A reminder about the general right to record police activities in public places ...
SCOTUS has not determined whether the recording of police officers performing their duties in public is protected by the First Amendment, but federal appeals courts have held that such a right exists, subject only to reasonable time, place, and manner restrictions.
See, e.g., Turner v. Lieutenant Driver, 848 F.3d 678 (5th Cir. 2017); Am. Civil Liberties Union of Illinois v. Alvarez, 679 F.3d 583 (7th Cir. 2012); Gilk v. Cunniffee, 655 F.3d 78 (1st Cir. 2011).
Indeed, no federal appeals court has ruled otherwise. One outlined the reasons for protection this way: It “aids in the uncovering of abuses” of gov't power, and the police “are expected to endure significant burdens caused by citizens’ exercise of their First Amendment rights.”
In a different context, the Supreme Court once noted that scrutinizing the police through the public's exercise of its First Amendment rights guards against miscarriages of justice.
It's also worth mentioning that the Fourth Amendment provides protections against unreasonable searches and seizures, and in the newsgathering context journalists have additional protections under the Privacy Protection Act.

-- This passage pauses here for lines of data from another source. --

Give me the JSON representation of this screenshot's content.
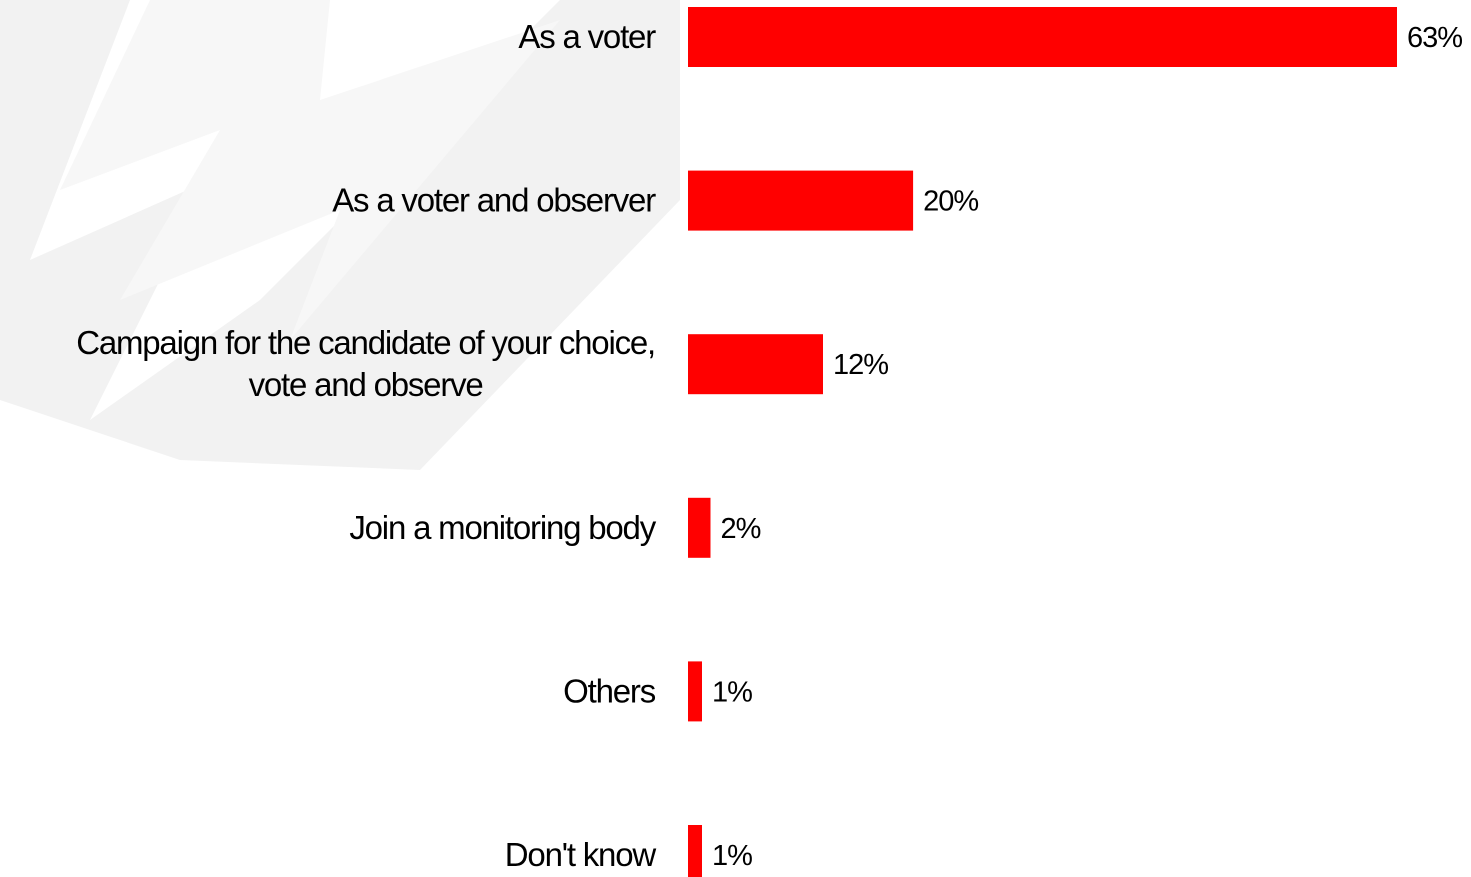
{
  "chart_data": {
    "type": "bar",
    "orientation": "horizontal",
    "categories": [
      [
        "As a voter"
      ],
      [
        "As a voter and observer"
      ],
      [
        "Campaign for the candidate of your choice,",
        "vote and observe"
      ],
      [
        "Join a monitoring body"
      ],
      [
        "Others"
      ],
      [
        "Don't know"
      ]
    ],
    "values": [
      63,
      20,
      12,
      2,
      1,
      1
    ],
    "value_labels": [
      "63%",
      "20%",
      "12%",
      "2%",
      "1%",
      "1%"
    ],
    "bar_color": "#ff0000",
    "background_watermark_color": "#f2f2f2",
    "axis_range": [
      0,
      63
    ],
    "grid": false,
    "legend": "none"
  }
}
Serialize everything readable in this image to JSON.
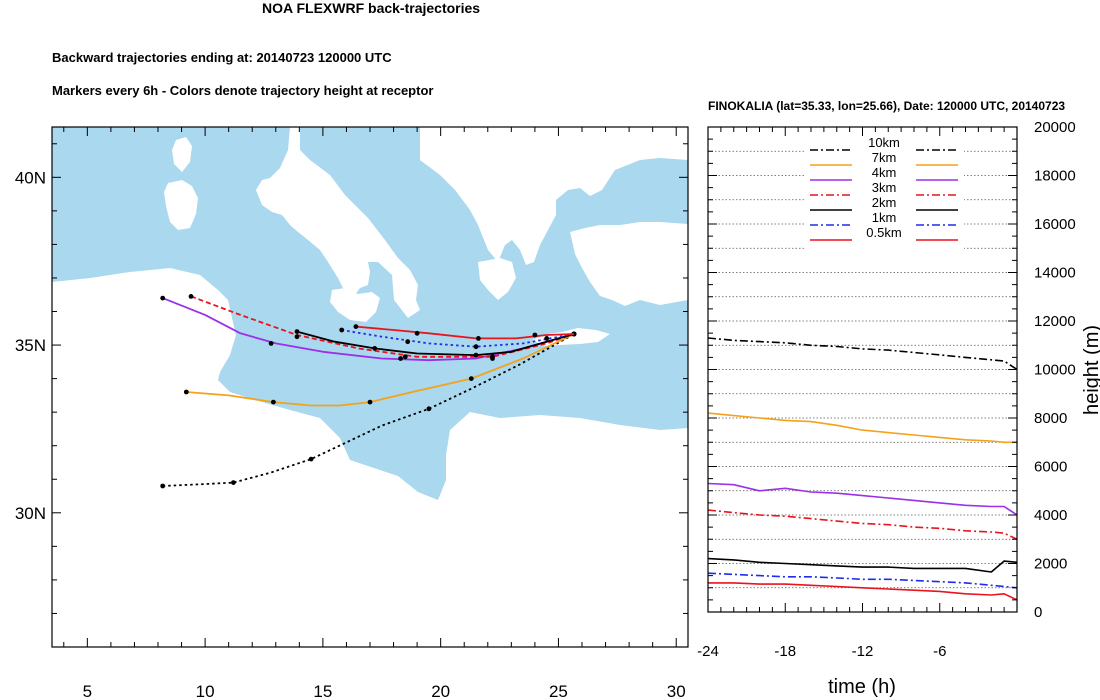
{
  "header": {
    "title": "NOA FLEXWRF back-trajectories",
    "subtitle1": "Backward trajectories ending at: 20140723  120000 UTC",
    "subtitle2": "Markers every 6h - Colors denote trajectory height at receptor",
    "right_title": "FINOKALIA (lat=35.33,  lon=25.66), Date: 120000 UTC, 20140723"
  },
  "colors": {
    "sea": "#a9d8ef",
    "land": "#ffffff",
    "10km": "#000000",
    "7km": "#f4a21c",
    "4km": "#9b30e8",
    "3km": "#e8141e",
    "2km": "#000000",
    "1km": "#1f2ee8",
    "0.5km": "#e8141e"
  },
  "chart_data": [
    {
      "type": "line",
      "subtype": "trajectory-map",
      "xlim": [
        3.5,
        30.5
      ],
      "ylim": [
        26,
        41.5
      ],
      "x_ticks": [
        5,
        10,
        15,
        20,
        25,
        30
      ],
      "x_tick_labels": [
        "5",
        "10",
        "15",
        "20",
        "25",
        "30"
      ],
      "y_ticks": [
        30,
        35,
        40
      ],
      "y_tick_labels": [
        "30N",
        "35N",
        "40N"
      ],
      "receptor": [
        25.66,
        35.33
      ],
      "series": [
        {
          "name": "10km",
          "style": "dotted",
          "color_key": "10km",
          "points": [
            [
              8.2,
              30.8
            ],
            [
              9.8,
              30.85
            ],
            [
              11.2,
              30.9
            ],
            [
              12.8,
              31.2
            ],
            [
              14.5,
              31.6
            ],
            [
              16.0,
              32.1
            ],
            [
              17.5,
              32.6
            ],
            [
              19.5,
              33.1
            ],
            [
              21.3,
              33.7
            ],
            [
              23.3,
              34.4
            ],
            [
              25.66,
              35.33
            ]
          ],
          "markers": [
            [
              8.2,
              30.8
            ],
            [
              11.2,
              30.9
            ],
            [
              14.5,
              31.6
            ],
            [
              19.5,
              33.1
            ],
            [
              25.66,
              35.33
            ]
          ]
        },
        {
          "name": "7km",
          "style": "solid",
          "color_key": "7km",
          "points": [
            [
              9.2,
              33.6
            ],
            [
              11.0,
              33.5
            ],
            [
              12.9,
              33.3
            ],
            [
              14.5,
              33.2
            ],
            [
              15.7,
              33.2
            ],
            [
              17.0,
              33.3
            ],
            [
              18.8,
              33.6
            ],
            [
              21.3,
              34.0
            ],
            [
              23.5,
              34.6
            ],
            [
              25.66,
              35.33
            ]
          ],
          "markers": [
            [
              9.2,
              33.6
            ],
            [
              12.9,
              33.3
            ],
            [
              17.0,
              33.3
            ],
            [
              21.3,
              34.0
            ],
            [
              25.66,
              35.33
            ]
          ]
        },
        {
          "name": "4km",
          "style": "solid",
          "color_key": "4km",
          "points": [
            [
              8.2,
              36.4
            ],
            [
              10.0,
              35.9
            ],
            [
              11.5,
              35.35
            ],
            [
              13.0,
              35.05
            ],
            [
              15.0,
              34.8
            ],
            [
              17.5,
              34.6
            ],
            [
              19.5,
              34.55
            ],
            [
              21.5,
              34.6
            ],
            [
              23.5,
              34.9
            ],
            [
              25.66,
              35.33
            ]
          ],
          "markers": [
            [
              8.2,
              36.4
            ],
            [
              12.8,
              35.05
            ],
            [
              18.3,
              34.6
            ],
            [
              22.2,
              34.6
            ],
            [
              25.66,
              35.33
            ]
          ]
        },
        {
          "name": "3km",
          "style": "dashed",
          "color_key": "3km",
          "points": [
            [
              9.4,
              36.45
            ],
            [
              11.5,
              35.9
            ],
            [
              13.9,
              35.3
            ],
            [
              16.5,
              34.9
            ],
            [
              19.0,
              34.65
            ],
            [
              22.2,
              34.65
            ],
            [
              24.5,
              35.05
            ],
            [
              25.66,
              35.33
            ]
          ],
          "markers": [
            [
              9.4,
              36.45
            ],
            [
              13.9,
              35.25
            ],
            [
              18.5,
              34.65
            ],
            [
              22.2,
              34.65
            ],
            [
              25.66,
              35.33
            ]
          ]
        },
        {
          "name": "2km",
          "style": "solid",
          "color_key": "2km",
          "points": [
            [
              13.9,
              35.4
            ],
            [
              15.5,
              35.1
            ],
            [
              17.2,
              34.9
            ],
            [
              19.0,
              34.75
            ],
            [
              21.5,
              34.7
            ],
            [
              23.0,
              34.8
            ],
            [
              24.5,
              35.1
            ],
            [
              25.66,
              35.33
            ]
          ],
          "markers": [
            [
              13.9,
              35.4
            ],
            [
              17.2,
              34.9
            ],
            [
              21.5,
              34.7
            ],
            [
              25.66,
              35.33
            ]
          ]
        },
        {
          "name": "1km",
          "style": "dotted",
          "color_key": "1km",
          "points": [
            [
              15.8,
              35.45
            ],
            [
              17.5,
              35.25
            ],
            [
              19.5,
              35.05
            ],
            [
              21.5,
              34.95
            ],
            [
              23.5,
              35.05
            ],
            [
              25.66,
              35.33
            ]
          ],
          "markers": [
            [
              15.8,
              35.45
            ],
            [
              18.6,
              35.1
            ],
            [
              21.5,
              34.95
            ],
            [
              24.5,
              35.2
            ]
          ]
        },
        {
          "name": "0.5km",
          "style": "solid",
          "color_key": "0.5km",
          "points": [
            [
              16.4,
              35.55
            ],
            [
              18.0,
              35.45
            ],
            [
              19.5,
              35.35
            ],
            [
              21.5,
              35.2
            ],
            [
              23.2,
              35.2
            ],
            [
              24.5,
              35.3
            ],
            [
              25.66,
              35.33
            ]
          ],
          "markers": [
            [
              16.4,
              35.55
            ],
            [
              19.0,
              35.35
            ],
            [
              21.6,
              35.2
            ],
            [
              24.0,
              35.3
            ]
          ]
        }
      ]
    },
    {
      "type": "line",
      "subtype": "height-profile",
      "xlabel": "time (h)",
      "ylabel": "height (m)",
      "xlim": [
        -24,
        0
      ],
      "ylim": [
        0,
        20000
      ],
      "x_ticks": [
        -24,
        -18,
        -12,
        -6
      ],
      "x_tick_labels": [
        "-24",
        "-18",
        "-12",
        "-6"
      ],
      "y_ticks": [
        0,
        2000,
        4000,
        6000,
        8000,
        10000,
        12000,
        14000,
        16000,
        18000,
        20000
      ],
      "y_tick_labels": [
        "0",
        "2000",
        "4000",
        "6000",
        "8000",
        "10000",
        "12000",
        "14000",
        "16000",
        "18000",
        "20000"
      ],
      "grid": true,
      "legend_placement": "top-center",
      "x": [
        -24,
        -22,
        -20,
        -18,
        -16,
        -14,
        -12,
        -10,
        -8,
        -6,
        -4,
        -2,
        -1,
        0
      ],
      "series": [
        {
          "name": "10km",
          "style": "dashdot",
          "color_key": "10km",
          "values": [
            11300,
            11200,
            11150,
            11100,
            11000,
            10950,
            10850,
            10800,
            10700,
            10600,
            10500,
            10400,
            10350,
            10000
          ]
        },
        {
          "name": "7km",
          "style": "solid",
          "color_key": "7km",
          "values": [
            8200,
            8100,
            8000,
            7900,
            7850,
            7700,
            7500,
            7400,
            7300,
            7200,
            7100,
            7050,
            7000,
            7000
          ]
        },
        {
          "name": "4km",
          "style": "solid",
          "color_key": "4km",
          "values": [
            5300,
            5250,
            5000,
            5100,
            4950,
            4900,
            4800,
            4700,
            4600,
            4500,
            4400,
            4350,
            4350,
            4000
          ]
        },
        {
          "name": "3km",
          "style": "dashdot",
          "color_key": "3km",
          "values": [
            4200,
            4100,
            4000,
            3950,
            3850,
            3750,
            3650,
            3600,
            3500,
            3450,
            3350,
            3300,
            3250,
            3000
          ]
        },
        {
          "name": "2km",
          "style": "solid",
          "color_key": "2km",
          "values": [
            2200,
            2150,
            2050,
            2000,
            1950,
            1900,
            1850,
            1850,
            1800,
            1800,
            1800,
            1650,
            2100,
            2050
          ]
        },
        {
          "name": "1km",
          "style": "dashdot",
          "color_key": "1km",
          "values": [
            1600,
            1550,
            1500,
            1450,
            1450,
            1400,
            1350,
            1350,
            1300,
            1250,
            1200,
            1100,
            1050,
            1000
          ]
        },
        {
          "name": "0.5km",
          "style": "solid",
          "color_key": "0.5km",
          "values": [
            1200,
            1200,
            1150,
            1150,
            1100,
            1050,
            1000,
            950,
            900,
            850,
            750,
            700,
            750,
            500
          ]
        }
      ]
    }
  ]
}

The PPA generally commands police to get a subpoena (instead of a search warrant) to search or seize a journalist's documentary or work-product materials. Police may not delete media from a journalist's devices, either.
Notably, too, there is generally no reasonable expectation of privacy in public spaces, such as streets, parks, and large public gatherings, so the right to record in public applies to subjects who are not police officers, too.
That means journalists and citizens are generally free in public to observe and record what they can plainly see and hear. Put differently, there is a general right to record in public, and it applies with special force when subjects are police officers acting as police officers.